His team was shaken by bad polls just a few weeks ago when he had only bothered to hold one election rally, instead telling voters he was preoccupied with Ukraine.

He’s spent months promising enormous state spending on schools, security, energy and defence and in the past week by appealing to the green vote by spruiking action on climate change.

But Macron’s record doesn’t really enthuse climate campaigners. His biggest advantage was that he was running against a right-wing nationalist who denounced net zero targets and pledged to dismantle wind farms and place a moratorium on new wind and solar power.

And while appearing at COP26 and a series of major summits as a climate warrior, successive assessments have shown that France isn’t reducing greenhouse gas emissions fast enough to meet its objectives under the Paris climate agreement.

Like much of the world, Macron now faces a cost of living crisis which has been weaponised with great effect by his rival. His proposed pension reforms – lifting retirement age to 65 – look shaky and there remains many unknown unknowns including the war and the pandemic.
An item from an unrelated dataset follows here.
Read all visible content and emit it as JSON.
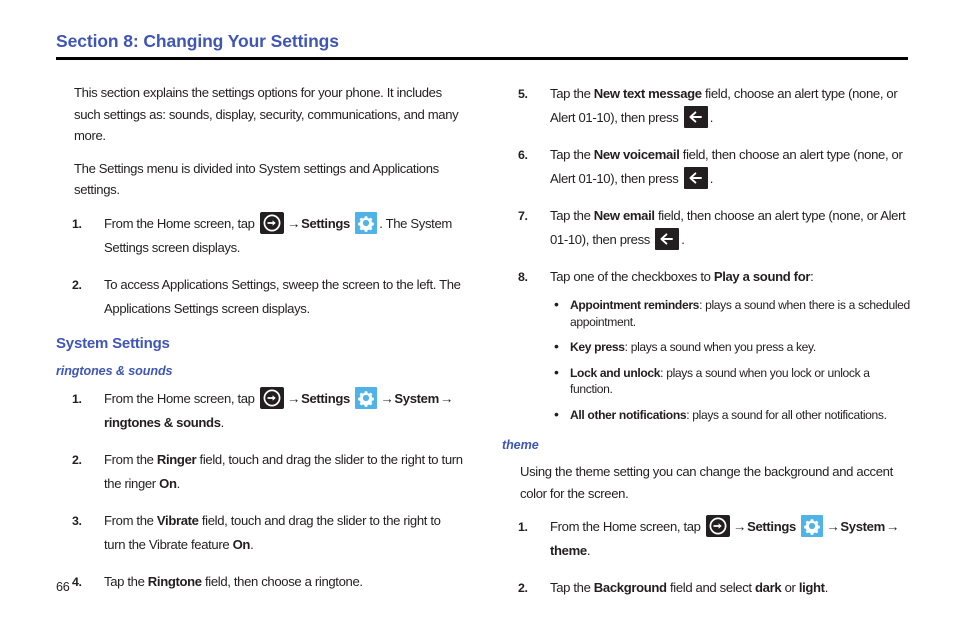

Macron’s victory should not be misunderstood as an endorsement of him but a rejection of what else was on offer.

And now he must get to work on the global stage, as the undisputed leader of Europe, to ensure it remains united against Russian aggression and weans itself off Putin’s oil and gas.

Domestically he must also remember that sooner or later, if sensible people who promise change don’t deliver it, then they will be discarded for any old snake oil salesman, or woman, who promises to throw out the old guard and start all over again.